AI-powered system that analyzes UI screenshots and identifies UI components with precise bounding boxes using Microsoft OmniParser + GPT-4o.
┌─────────────────────────────────────────────────────────────────┐
│ Frontend (React + Vite + Tailwind) │
│ - Chat interface with drag & drop image upload │
│ - Annotated image display with bounding boxes │
│ - Results: Table ↔ JSON toggle │
│ - Copy JSON to clipboard │
└─────────────────────────────────────────────────────────────────┘
│
▼
┌─────────────────────────────────────────────────────────────────┐
│ Backend (FastAPI + Python) │
│ POST /detect - Analyze screenshot │
│ GET /health - Health check │
│ POST /preload - Preload models │
└─────────────────────────────────────────────────────────────────┘
│
┌───────────────┴───────────────┐
▼ ▼
┌──────────────────────────┐ ┌──────────────────────────┐
│ OmniParser v2.0 │ │ GPT-4o │
│ (microsoft/OmniParser) │ │ (Semantic Enrichment) │
│ │ │ │
│ • YOLO: Icon detection │ │ • UI type classification│
│ • EasyOCR: Text regions │ │ • Element descriptions │
│ • Precise bounding boxes│ │ • Confidence scores │
└──────────────────────────┘ └──────────────────────────┘
- Image Upload - User uploads a UI screenshot via drag & drop or file picker
- OmniParser Detection - YOLO model detects icons/buttons, EasyOCR finds text regions
- GPT-4o Enrichment - Classifies detected elements with semantic UI types and descriptions
- Visual Output - Returns annotated image with colored bounding boxes + structured JSON
# Clone OmniParser (already included in this repo)
cd OmniParser
# Create virtual environment
python3 -m venv omni_venv
source omni_venv/bin/activate
# Install dependencies
pip install torch torchvision easyocr ultralytics==8.3.70 transformers supervision==0.18.0 opencv-python-headless accelerate timm einops==0.8.0 fastapi uvicorn[standard] openai python-dotenv
# Download OmniParser v2.0 model weights from Hugging Face
mkdir -p weights/icon_detect weights/icon_caption
huggingface-cli download microsoft/OmniParser-v2.0 icon_detect/model.pt --local-dir weights
huggingface-cli download microsoft/OmniParser-v2.0 icon_detect/model.yaml --local-dir weights
huggingface-cli download microsoft/OmniParser-v2.0 icon_detect/train_args.yaml --local-dir weights
huggingface-cli download microsoft/OmniParser-v2.0 icon_caption/config.json --local-dir weights
huggingface-cli download microsoft/OmniParser-v2.0 icon_caption/generation_config.json --local-dir weights
huggingface-cli download microsoft/OmniParser-v2.0 icon_caption/model.safetensors --local-dir weights
# Rename icon_caption to icon_caption_florence (required by OmniParser)

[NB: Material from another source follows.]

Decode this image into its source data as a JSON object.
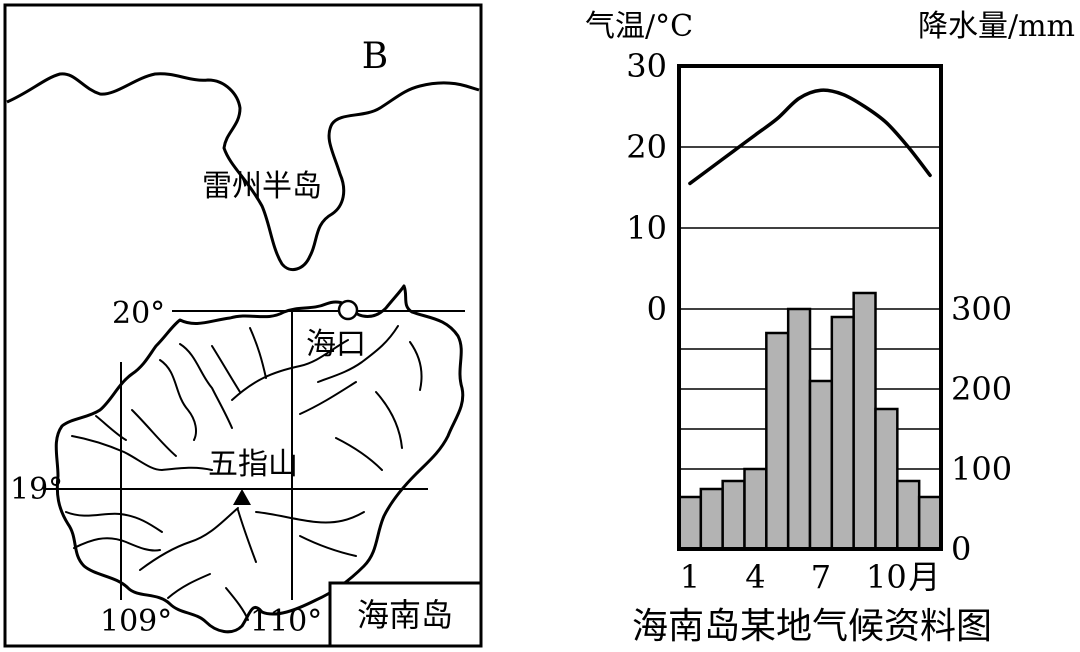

mv weights/icon_caption weights/icon_caption_florencecd .. # Back to project root
# Set OpenAI API key
export OPENAI_API_KEY=your-openai-api-key
# Or create .env file in backend/
echo "OPENAI_API_KEY=your-openai-api-key" > backend/.env
# Activate OmniParser venv and run backend
source OmniParser/omni_venv/bin/activate
cd backend
uvicorn main:app --reload --port 8000cd frontend
# Install dependencies
npm install
# Run dev server
npm run devVisit http://localhost:5173
Note: First detection request will take 30-60 seconds to load models. Subsequent requests are faster (~5-15s).
Analyze a UI screenshot and detect all UI elements.
Request:
{
"image": "data:image/png;base64,..."
}Response:
{
"elements": [
{
"type": "button",
"description": "Primary blue CTA button labeled 'Submit'",
"confidence": 0.95,
"region": "bottom-center",
"bounds": {
"x": 0.35,
"y": 0.85,
"width": 0.3,
"height": 0.08
}
},
{
"type": "text",
"description": "Email input label",
"confidence": 0.9,
"region": "top-left",
"bounds": {
"x": 0.1,
"y": 0.2,
"width": 0.15,
"height": 0.03
}
}
],
"summary": "A login form with email/password inputs and submit button",
"annotated_image": "data:image/png;base64,..."
}Check server status and model loading state.
Preload models to speed up first detection.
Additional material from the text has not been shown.